Assim como os pesquisadores da Duke, a dietista-nutricionista insiste na gravidade dessa tendência a consumir mais energia do que se gasta, algo que se observa rapidamente na maioria dos menus diários e em nosso estilo de vida, frequentemente muito sedentário. De la Fuente recomenda vigiar mais estes aspectos que procurar o consolo da balança. "Um peso aparentemente saudável", esclarece, "pode ocultar um mau estado metabólico, segundo onde a gordura se concentra, a composição corporal, os antecedentes familiares ou parâmetros desviados nos exames". A especialista recorda que sempre haverá maior risco cardiovascular quando o peso tende a se acumular na zona abdominal, onde se encontram parte dos órgãos vitais.
É seguro restringir a energia?
Estas advertências não poderiam ser mais oportunas, levando-se em conta que, segundo a Organização Mundial da Saúde (OMS), as principais causas de morte neste século incluem a diabetes, enfermidades cardíacas, câncer, infarte e Alzheimer. E a própria OMS reconhece a restrição calórica sem desnutrição como uma estratégia muito promissora para adiar o começo e o progresso dessas doenças metabólicas.
Mas também deixa claro que essa diminuição não pode ocorrer em detrimento do consumo de macro e micronutrientes, e sabendo que o número de calorias necessárias a cada indivíduo depende da idade, sexo e nível de atividade. Segundo a Fundação Espanhola de Nutrição (FEN), a ingestão média nesse país europeu é de 2.110 calorias, ligeiramente acima das 2.000 diárias que, em geral, considera-se o correto. O conselho de De La Fuente é comer de tudo, mas equilibradamente e nas proporções adequadas, evitando os alimentos com maiores concentrações calóricas, que, por outro lado, costumam estar associados aos desejos ou à chamada fome emocional.

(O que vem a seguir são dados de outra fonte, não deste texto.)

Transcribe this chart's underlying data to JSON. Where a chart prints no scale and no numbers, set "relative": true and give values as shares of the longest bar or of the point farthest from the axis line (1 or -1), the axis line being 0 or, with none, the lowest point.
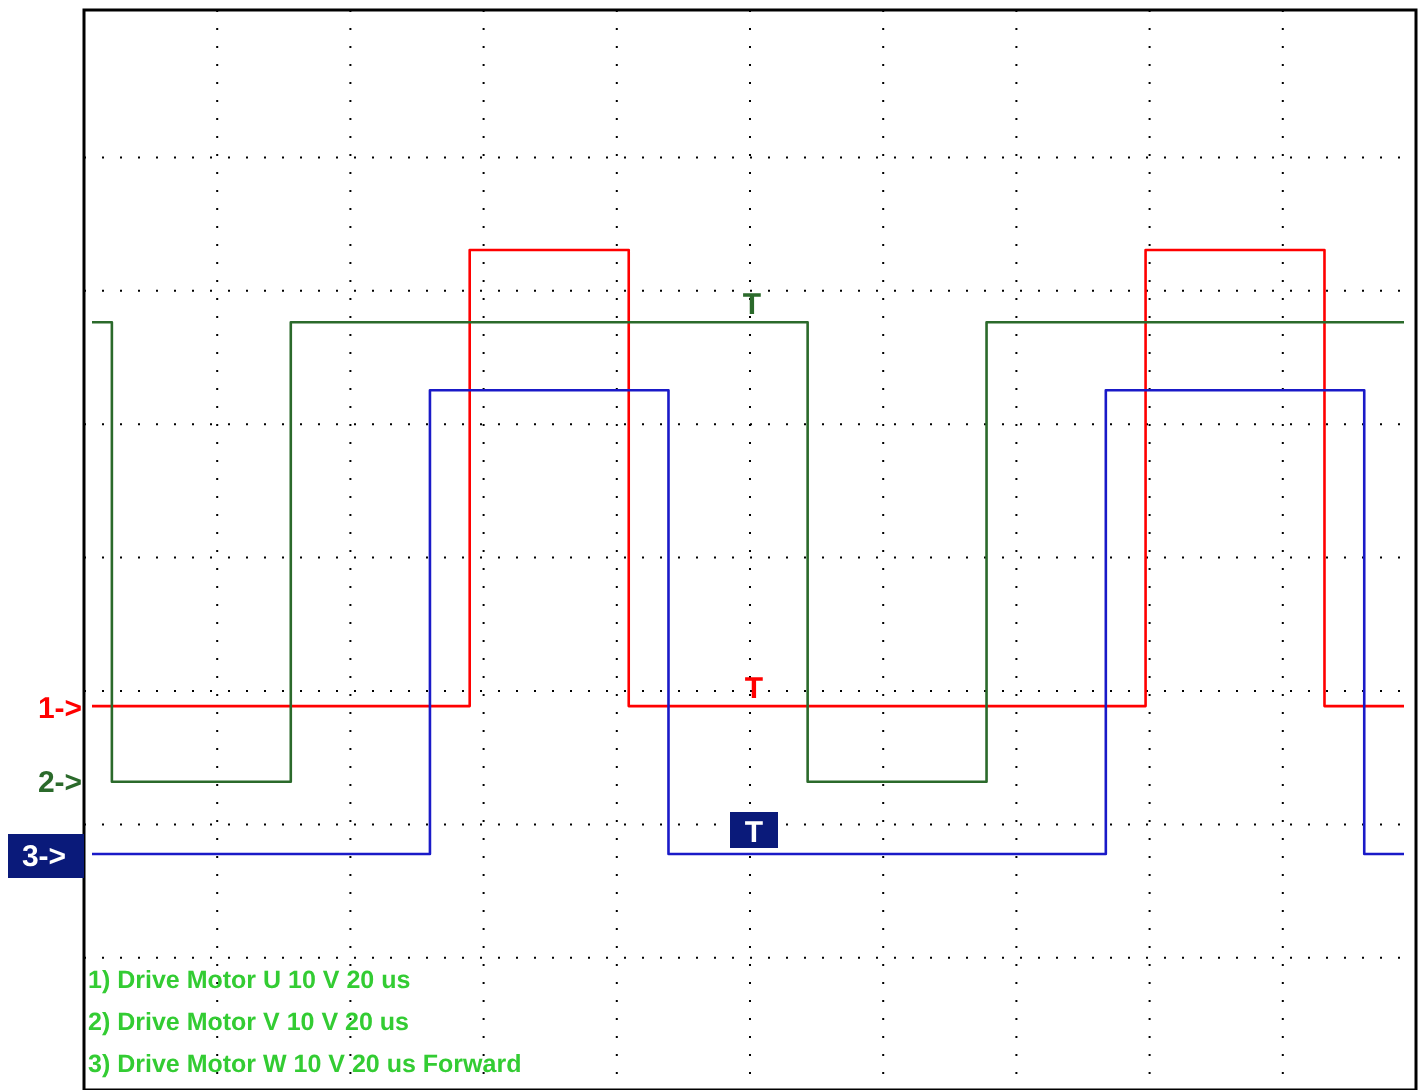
{
  "chart_data": {
    "type": "step",
    "relative": true,
    "grid": true,
    "categories": [
      null,
      null,
      null,
      null,
      null,
      null,
      null,
      null,
      null,
      null,
      null,
      null,
      null,
      null,
      null,
      null,
      null,
      null,
      null,
      null,
      null,
      null,
      null,
      null,
      null,
      null,
      null,
      null,
      null,
      null,
      null,
      null,
      null,
      null,
      null,
      null,
      null,
      null,
      null,
      null,
      null,
      null,
      null,
      null,
      null,
      null,
      null,
      null,
      null,
      null,
      null,
      null,
      null,
      null,
      null,
      null,
      null,
      null,
      null,
      null,
      null,
      null,
      null,
      null,
      null,
      null,
      null
    ],
    "series": [
      {
        "color": "#ff0000",
        "values": [
          0.457,
          0.457,
          0.457,
          0.457,
          0.457,
          0.457,
          0.457,
          0.457,
          0.457,
          0.457,
          0.457,
          0.457,
          0.457,
          0.457,
          0.457,
          0.457,
          0.457,
          0.457,
          0.457,
          1,
          1,
          1,
          1,
          1,
          1,
          1,
          1,
          0.457,
          0.457,
          0.457,
          0.457,
          0.457,
          0.457,
          0.457,
          0.457,
          0.457,
          0.457,
          0.457,
          0.457,
          0.457,
          0.457,
          0.457,
          0.457,
          0.457,
          0.457,
          0.457,
          0.457,
          0.457,
          0.457,
          0.457,
          0.457,
          0.457,
          0.457,
          1,
          1,
          1,
          1,
          1,
          1,
          1,
          1,
          1,
          0.457,
          0.457,
          0.457,
          0.457,
          0.457
        ]
      },
      {
        "color": "#2b6a2b",
        "values": [
          0.914,
          0.367,
          0.367,
          0.367,
          0.367,
          0.367,
          0.367,
          0.367,
          0.367,
          0.367,
          0.914,
          0.914,
          0.914,
          0.914,
          0.914,
          0.914,
          0.914,
          0.914,
          0.914,
          0.914,
          0.914,
          0.914,
          0.914,
          0.914,
          0.914,
          0.914,
          0.914,
          0.914,
          0.914,
          0.914,
          0.914,
          0.914,
          0.914,
          0.914,
          0.914,
          0.914,
          0.367,
          0.367,
          0.367,
          0.367,
          0.367,
          0.367,
          0.367,
          0.367,
          0.367,
          0.914,
          0.914,
          0.914,
          0.914,
          0.914,
          0.914,
          0.914,
          0.914,
          0.914,
          0.914,
          0.914,
          0.914,
          0.914,
          0.914,
          0.914,
          0.914,
          0.914,
          0.914,
          0.914,
          0.914,
          0.914,
          0.914
        ]
      },
      {
        "color": "#1a1ac8",
        "values": [
          0.281,
          0.281,
          0.281,
          0.281,
          0.281,
          0.281,
          0.281,
          0.281,
          0.281,
          0.281,
          0.281,
          0.281,
          0.281,
          0.281,
          0.281,
          0.281,
          0.281,
          0.833,
          0.833,
          0.833,
          0.833,
          0.833,
          0.833,
          0.833,
          0.833,
          0.833,
          0.833,
          0.833,
          0.833,
          0.281,
          0.281,
          0.281,
          0.281,
          0.281,
          0.281,
          0.281,
          0.281,
          0.281,
          0.281,
          0.281,
          0.281,
          0.281,
          0.281,
          0.281,
          0.281,
          0.281,
          0.281,
          0.281,
          0.281,
          0.281,
          0.281,
          0.833,
          0.833,
          0.833,
          0.833,
          0.833,
          0.833,
          0.833,
          0.833,
          0.833,
          0.833,
          0.833,
          0.833,
          0.833,
          0.281,
          0.281,
          0.281
        ]
      }
    ],
    "annotations": [
      "1->",
      "2->",
      "3->",
      "T",
      "T",
      "T",
      "1) Drive Motor U  10  V   20 us",
      "2) Drive Motor V  10  V   20 us",
      "3) Drive Motor W  10  V   20 us Forward"
    ]
  }
}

As vantagens da restrição calórica são comprovadas com sucesso em cogumelos, moscas, vermes, peixes e mamíferos. Os estudos em humanos são limitados devido à sua dificuldade em manter um acompanhamento ao longo do tempo e sem que os resultados sejam afetados por outras circunstâncias. Um ensaio com dois macacos gêmeos na Universidade de Wisconsin Madison, em 1989, validou os resultados obtidos com animais de menor tamanho e demonstrou à comunidade científica a necessidade de ensaios aleatórios controlados em humanos.
O estudo Calerie começou em 2002 e tem como objetivos comprovar se a restrição calórica é possível e segura no ser humano, se seus efeitos – reduzir o estresse oxidante e o ritmo do envelhecimento biológico, assim como melhorar a função imunológica e a sensibilidade à insulina – são os mesmos que em modelos animais, e se poderiam aparecer efeitos inesperados que impeçam sua recomendação generalizada, como alguma deterioração na função cognitiva ou uma redução na densidade óssea. Até agora, de seus resultados se conclui que uma restrição de 12% é segura e bem tolerada por seres humanos não obesos.